Office of the Counsel to the Inspector General
OCIG provides independent legal advice and counsel to the IG on various matters, including statutes, regulations, legislation, and policy directives. OCIG also advises the IG on investigative procedures and techniques, as well as on legal implications and conclusions to be drawn from audit and investigative material. Also, OCIG administers the Civil Monetary Penalty program.
Office of External Relations
OER manages OIG’s external and public affairs programs, and serves as the principal advisor on news releases and in providing information to the various news reporting services. OER develops OIG’s media and public information policies, directs OIG’s external and public affairs programs, and serves as the primary contact for those seeking information about OIG. OER prepares OIG publications, speeches, and presentations to internal and external organizations, and responds to Congressional correspondence.

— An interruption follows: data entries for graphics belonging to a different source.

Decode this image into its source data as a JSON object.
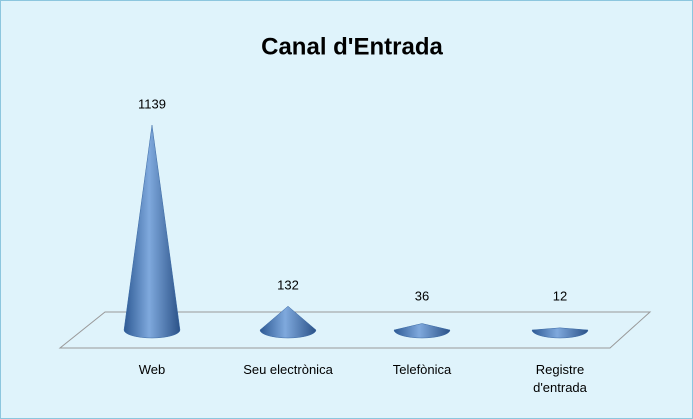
{
  "chart_data": {
    "type": "cone",
    "title": "Canal d'Entrada",
    "categories": [
      "Web",
      "Seu electrònica",
      "Telefònica",
      "Registre d'entrada"
    ],
    "values": [
      1139,
      132,
      36,
      12
    ],
    "color": "#4f81bd"
  }
}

Office of Technology and Resource Management
OTRM supports OIG by providing information management and systems security. OTRM also coordinates OIG’s budget, procurement, telecommunications, facilities, and human resources. In addition, OTRM is the focal point for OIG’s strategic planning function, and the development and monitoring of performance measures. In addition, OTRM receives and assigns for action allegations of criminal and administrative violations of Social Security laws, identifies fugitives receiving benefit payments from SSA, and provides technological assistance to investigations.